LES RISQUES DU METIER: Le cas du professeur d'EPS 

Introduction

 

Aborder la notion de risque du métier pour un professeur d'EPS renvoie à plusieurs entrées :

 

Ø  le risque physique personnel que l'on court en formation initiale, et que l'on ne paye parfois qu'après quelques années d'exercice. Il s'agit là des accidents personnels qui adviennent lors de sa pratique propre pour se préparer (entraînement), pour être évalué et validé (épreuves de concours de recrutement ou de promotion sociale).

 

Ø  le risque physique personnel lorsqu'il s'agit des risques encourus durant le temps de l'enseignement même, à l'occasion de l'exercice du métier, à partir de causes :

 

-         relevant de la conjoncture évènementielle (accidents lors de parades ou aides mal assurées, réceptions brutales de ballons ou autres objets, danger lors d'exercices de lancers, d'activités de pleine nature, collision avec élèves en déplacement, etc.),

-         relatives des conditions d'exercice du métier, risques consécutifs à l'activité quotidienne en station debout (problèmes articulaires, lombaires...), dans des atmosphères poussiéreuses (allergies), ou dans des conditions climatiques aléatoires et difficiles,

-         relatives aux conditions sociétales, du fait de la violence des élèves ou de leur entourage, durant les cours ou après.

 

Ø  le risque psychologique, consécutif aux multiples stress affectifs qu'engendre la tension élevée pour maintenir le contrôle permanent sur des groupes d'élèves inégalement attentifs et inégalement disciplinés, ou pour assurer la gestion de conflits au sein de ces groupes.

 

Ø  le risque juridique attaché à tout membre de la communauté éducative dans l'exercice de sa mission, compte tenu des responsabilités qui sont les siennes au regard du service à accomplir et des élèves à encadrer.

 

Si les trois premiers types de risques peuvent générer des dommages relevant du champ médical ou psychologique, donc de la compétence des services de la médecine, et n'ont que des relations indirectes avec les choix pédagogiques, le quatrième type de risque, de nature juridique et administrative, interfère avec l'organisation de l'enseignement, qui est de la responsabilité décisionnelle du professeur.

 

Pour étudier ce risque, tel un jeu de rôle, nous partirons de la mission d'analyse et d'observation confiée à l'inspecteur pédagogique pour étudier la mission d'investigation du juge.
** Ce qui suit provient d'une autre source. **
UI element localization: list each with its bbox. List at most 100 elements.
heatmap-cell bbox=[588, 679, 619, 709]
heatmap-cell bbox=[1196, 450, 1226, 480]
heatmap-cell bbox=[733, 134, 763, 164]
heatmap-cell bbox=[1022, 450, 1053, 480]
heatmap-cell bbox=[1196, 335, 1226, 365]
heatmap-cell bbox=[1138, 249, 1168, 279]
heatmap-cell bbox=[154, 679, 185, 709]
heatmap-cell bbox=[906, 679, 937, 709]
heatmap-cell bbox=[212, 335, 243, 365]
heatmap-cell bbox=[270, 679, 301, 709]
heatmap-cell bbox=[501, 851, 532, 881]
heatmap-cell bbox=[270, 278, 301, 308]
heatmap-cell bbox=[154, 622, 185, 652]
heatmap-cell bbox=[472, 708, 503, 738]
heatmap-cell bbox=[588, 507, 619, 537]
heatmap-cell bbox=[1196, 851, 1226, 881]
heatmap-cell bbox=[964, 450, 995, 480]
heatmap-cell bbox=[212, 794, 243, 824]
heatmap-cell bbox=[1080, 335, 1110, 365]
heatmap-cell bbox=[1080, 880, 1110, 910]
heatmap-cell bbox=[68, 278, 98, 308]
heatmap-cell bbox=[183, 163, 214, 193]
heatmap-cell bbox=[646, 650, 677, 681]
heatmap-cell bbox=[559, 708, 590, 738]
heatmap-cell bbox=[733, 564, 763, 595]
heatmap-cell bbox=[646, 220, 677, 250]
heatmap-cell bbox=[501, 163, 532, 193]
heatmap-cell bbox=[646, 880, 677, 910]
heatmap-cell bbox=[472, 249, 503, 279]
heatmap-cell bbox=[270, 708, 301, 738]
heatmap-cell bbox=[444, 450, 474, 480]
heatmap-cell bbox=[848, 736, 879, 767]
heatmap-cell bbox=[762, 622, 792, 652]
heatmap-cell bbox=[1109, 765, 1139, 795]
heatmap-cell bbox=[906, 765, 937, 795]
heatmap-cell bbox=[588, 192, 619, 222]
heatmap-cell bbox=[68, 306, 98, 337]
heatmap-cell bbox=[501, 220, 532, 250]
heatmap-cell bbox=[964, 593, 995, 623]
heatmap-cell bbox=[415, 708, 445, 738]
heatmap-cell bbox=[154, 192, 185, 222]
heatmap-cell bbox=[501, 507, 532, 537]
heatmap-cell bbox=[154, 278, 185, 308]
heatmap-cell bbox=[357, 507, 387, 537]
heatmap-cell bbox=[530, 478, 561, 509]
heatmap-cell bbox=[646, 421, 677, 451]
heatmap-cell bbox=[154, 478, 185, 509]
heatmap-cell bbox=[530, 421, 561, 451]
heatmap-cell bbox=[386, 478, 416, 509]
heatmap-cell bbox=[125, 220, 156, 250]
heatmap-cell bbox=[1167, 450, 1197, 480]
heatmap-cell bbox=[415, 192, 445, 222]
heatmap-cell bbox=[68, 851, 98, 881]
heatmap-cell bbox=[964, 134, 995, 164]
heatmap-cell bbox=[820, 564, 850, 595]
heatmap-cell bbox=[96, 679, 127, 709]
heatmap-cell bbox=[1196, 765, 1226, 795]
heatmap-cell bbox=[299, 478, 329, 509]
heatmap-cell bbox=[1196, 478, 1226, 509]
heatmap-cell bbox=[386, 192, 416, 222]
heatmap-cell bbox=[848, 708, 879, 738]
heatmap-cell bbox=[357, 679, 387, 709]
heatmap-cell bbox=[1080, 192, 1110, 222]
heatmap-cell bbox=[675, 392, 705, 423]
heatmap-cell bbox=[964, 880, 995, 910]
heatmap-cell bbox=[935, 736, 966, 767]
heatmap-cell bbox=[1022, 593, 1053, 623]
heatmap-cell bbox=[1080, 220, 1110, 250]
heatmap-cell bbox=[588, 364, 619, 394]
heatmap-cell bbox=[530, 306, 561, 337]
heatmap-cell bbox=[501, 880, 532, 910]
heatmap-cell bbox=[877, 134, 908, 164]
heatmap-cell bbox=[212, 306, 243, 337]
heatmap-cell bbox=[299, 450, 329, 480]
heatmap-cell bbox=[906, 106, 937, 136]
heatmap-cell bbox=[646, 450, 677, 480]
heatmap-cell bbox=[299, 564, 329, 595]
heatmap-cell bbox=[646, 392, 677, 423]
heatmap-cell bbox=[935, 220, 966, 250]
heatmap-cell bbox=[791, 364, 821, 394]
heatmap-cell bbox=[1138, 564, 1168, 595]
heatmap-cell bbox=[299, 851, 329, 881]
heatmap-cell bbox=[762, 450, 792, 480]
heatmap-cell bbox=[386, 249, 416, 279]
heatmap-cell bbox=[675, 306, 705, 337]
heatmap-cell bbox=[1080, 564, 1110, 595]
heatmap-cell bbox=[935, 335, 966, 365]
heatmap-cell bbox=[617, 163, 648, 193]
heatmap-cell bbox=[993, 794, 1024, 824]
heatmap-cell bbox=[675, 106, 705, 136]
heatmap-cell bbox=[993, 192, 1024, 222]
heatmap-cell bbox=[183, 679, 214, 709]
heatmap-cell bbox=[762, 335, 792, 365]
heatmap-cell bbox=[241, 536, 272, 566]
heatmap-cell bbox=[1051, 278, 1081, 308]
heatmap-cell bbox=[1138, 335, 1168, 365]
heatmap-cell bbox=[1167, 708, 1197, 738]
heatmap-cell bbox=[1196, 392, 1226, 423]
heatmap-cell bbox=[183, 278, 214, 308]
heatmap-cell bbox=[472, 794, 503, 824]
En effet, l'inspecteur pédagogique exerce sa mission d'un triple point de vue :

 

· il évalue la qualité et les conditions d'exécution de la matière d'enseignement, ses avis ou recommandations peuvent servir de points d'appuis en matière d'organisation et de conduite de l'enseignement, mais il n'exerce pas une fonction d'enseignement,

· il participe à divers échelons des rouages de l'administration, comme observateur ou consultant, et peut, ponctuellement, être amené à représenter la hiérarchie, il observe donc le contexte administratif, mais il ne lui incombe pas de responsabilité administrative ou d'autorité sur les personnels autre que celle de la notation pédagogique,

· il évalue et vérifie les conditions de l'enseignement au regard du contexte juridique et réglementaire, mais ses avis de conformité n'ont qu'un caractère indicatif aux yeux des autorités hiérarchiques en charge de décision, ou des juristes appelés en tant que de besoin à émettre un jugement sur le champ qui nous préoccupe aujourd'hui.

 

Ni enseignant, ni administratif, ni juriste mais détenteur d'une autorité de compétence : situation particulière, certes et diversement occupée. Pourtant, ces trois points de vue, considérés sous un angle systémique, sont aussi ceux sur lesquels le juge, sollicité à la demande d'un plaignant, va devoir construire son opinion et rendre ses décisions. Le jeu de rôle consistera donc à imaginer la démarche intellectuelle du juge qui doit s'approprier, sur la base de sa compétence globale de juriste :

 

-         d'une part, les fondements et la logique du système d'éducation afin d'établir son référent sur l'affaire qu'il a en charge,

-         d'autre part, les conditions requises à tous les échelons jusqu'à l'opération ultime de la chaîne : l'acte d'enseignement, pour en vérifier l'adéquation au regard du référent.

 

Le problème est donc ainsi posé : il y a risque juridique pour l'enseignant, bras terminal du système éducatif, quand il ne fait pas ce qu'il devrait faire, ou quand il fait ce qu'il ne devrait pas faire.

 

Ainsi, le juge va devoir instruire son jugement par l'étude de toutes les références légales à sa disposition : lois et règlements, instructions et règles administratives générales ou spécifiques, expérience jurisprudentielle.

 

C'est donc par une double approche qu'il pourra construire sa décision :

 

Ø  par une vision verticale : des finalités générales que le législateur assigne au système d'enseignement vers les responsabilités des membres de la communauté éducative, jusqu'à l'action spécifique de l'enseignant dans la conduite de sa classe pour la matière considérée, l'EPS, que l'on pourra qualifier d'approche pédagogique et disciplinaire, où la focalisation se fait en passant successivement :

 

· des lois qui orientent et finalisent la mission d'enseigner,

· des règlements qui situent le cadre de l'intervention éducative,

· des circulaires ou notes de services qui organisent l'acte pédagogique.

 

Ø  par une vision transversale du système d'éducation, des responsabilités et tâches de vie scolaire collectivement et simultanément assumées, quelles que soient la responsabilité exercée et les disciplines enseignées, que l'on pourra qualifier d'approche éducative et citoyenne, qui permet d'étudier toutes les prescriptions valables en tous lieux et tous moments de la vie scolaire de l'élève.

 

Le juge va donc s'attacher à connaître ce que l'institution scolaire attend du fonctionnaire qu'elle rémunère afin d'établir ce qu'il doit faire, et sur quelles carences l'institution administrative ou juridique pourrait s'appuyer pour engager à son encontre une procédure matérialisant le risque.

 

Il s'agit dès lors pour nous d'expliciter ce qu'est l'exercice de la mission d'enseignant.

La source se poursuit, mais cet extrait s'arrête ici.